Organizations can protect sensitive data using a variety of techniques or tools. One of the most common and effective ways to apply data masking is through substitution.
- Substitution – Protecting sensitive information is achieved by substituting out the authentic data with fake but realistic values. It’s noted as one of the most effective solutions, as it preserves the original look and feel of the data. In this technique, a non-authentic user wouldn’t question the validity of the information.
- Shuffling – Another popular way to apply data masking is by shuffling values within the columns. It’s a technique similar to substitution, but the values are switched using the same column of data that is being masked. Shuffling is not ideal for high-profile data, as the algorithm can be reverse-engineered.
- Scrambling – As the name suggests, scrambling involves rearranging the order of characters and numbers. It’s a simple security technique that can aid in data protection. However, deciphering the original value is still possible depending on if an individual knows the authentic pattern.
- Number and Data Variance – The numeric variance technique is practiced when masking financial and transactional information. In this technique, the displayed information reflects the values between a defined range. If the variance applied is between +/- 10% or +/- 120 days then it is often deemed to be a meaningful data set.
- Encryption – One of the most complex masking techniques is encryption. Viewing encrypted data requires the user to produce a key, also known as an encryption key. The data remains protected as long as only authorized users can access the key.

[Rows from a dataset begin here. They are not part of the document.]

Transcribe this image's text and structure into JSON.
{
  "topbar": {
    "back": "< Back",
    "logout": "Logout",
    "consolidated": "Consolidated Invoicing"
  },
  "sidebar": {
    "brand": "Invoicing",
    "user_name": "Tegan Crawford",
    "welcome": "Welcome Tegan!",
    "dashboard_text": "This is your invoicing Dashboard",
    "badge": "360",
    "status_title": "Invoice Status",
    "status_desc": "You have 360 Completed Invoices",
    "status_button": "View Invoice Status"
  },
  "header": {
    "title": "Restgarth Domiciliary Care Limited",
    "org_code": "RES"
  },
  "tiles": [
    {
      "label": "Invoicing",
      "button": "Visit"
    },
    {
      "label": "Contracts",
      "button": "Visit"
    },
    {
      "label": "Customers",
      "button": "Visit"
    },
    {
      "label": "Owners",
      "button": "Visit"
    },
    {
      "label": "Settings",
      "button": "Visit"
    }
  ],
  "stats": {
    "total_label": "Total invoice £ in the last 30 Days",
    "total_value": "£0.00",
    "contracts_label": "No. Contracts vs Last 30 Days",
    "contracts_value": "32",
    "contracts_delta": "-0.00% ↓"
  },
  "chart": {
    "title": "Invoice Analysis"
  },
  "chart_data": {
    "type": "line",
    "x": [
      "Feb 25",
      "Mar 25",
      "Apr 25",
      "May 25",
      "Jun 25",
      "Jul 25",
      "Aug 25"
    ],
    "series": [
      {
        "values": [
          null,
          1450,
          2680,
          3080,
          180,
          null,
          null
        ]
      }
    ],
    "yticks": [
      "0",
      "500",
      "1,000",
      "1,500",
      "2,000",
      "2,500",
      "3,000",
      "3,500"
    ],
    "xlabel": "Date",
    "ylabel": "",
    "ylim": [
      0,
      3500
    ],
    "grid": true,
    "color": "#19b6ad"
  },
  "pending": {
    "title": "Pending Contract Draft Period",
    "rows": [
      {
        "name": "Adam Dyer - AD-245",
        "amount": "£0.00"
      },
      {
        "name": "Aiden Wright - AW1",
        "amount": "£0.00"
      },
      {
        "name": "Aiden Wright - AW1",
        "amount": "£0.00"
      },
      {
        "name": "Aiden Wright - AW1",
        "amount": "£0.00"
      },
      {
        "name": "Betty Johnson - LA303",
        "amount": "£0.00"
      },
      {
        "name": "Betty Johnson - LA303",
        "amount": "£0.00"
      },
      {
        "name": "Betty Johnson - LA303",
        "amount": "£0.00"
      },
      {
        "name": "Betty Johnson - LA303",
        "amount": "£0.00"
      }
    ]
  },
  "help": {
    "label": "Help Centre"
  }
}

- Nulling Out (Deletion) – Applying a null value is one of the simplest forms of data masking. Nulling prevents the visibility of the data element. However, this practice reduces data integrity and can be a challenge during testing or development.
Best Practice Strategies
The first step in securing and managing sensitive data is identifying what information needs to be protected. This also includes knowing where the data resides, what applications use it, and which users are authorized to access it.
Adhering to compliance regulations, organizations should always mask the following data fields:
- Personally identifiable information (PII)
- Payment card information (PCI)
- Protected health information (PHI)
- Intellectual property (IP)
Once an organization has this established, you’ll want to ensure your protection policy meets the following best practices:
- Preserves referential integrity – With large enterprises, implementing a single data masking method isn’t always practical. However, the various techniques applied must remain in sync. Be sure to consistently apply the same technique to the same type of data, ensuring its integrity.
- Irreversible – Effective masking techniques will always prohibit reverse engineering. Masked data should remain altered and be unable to change back to its original state.
- Returns realistic values – Replacing actual data with falsified values helps to ensure testing and development can proceed with accuracy. It also adds a layer of security, given if the masked data is compromised, it wouldn’t serve any value.
- Repeatable – The best data masking solutions are ones that are quick, repeatable, or even automatic. The job of securing personal information is constant. When requirements or changes to sensitive data occur, it’s ideal to have a process that is simple to implement.
- Flexible and customizable – Environments and data sources are constantly spinning up and down. An effective data obfuscation process should easily evolve and adapt to the changes of your ERP system.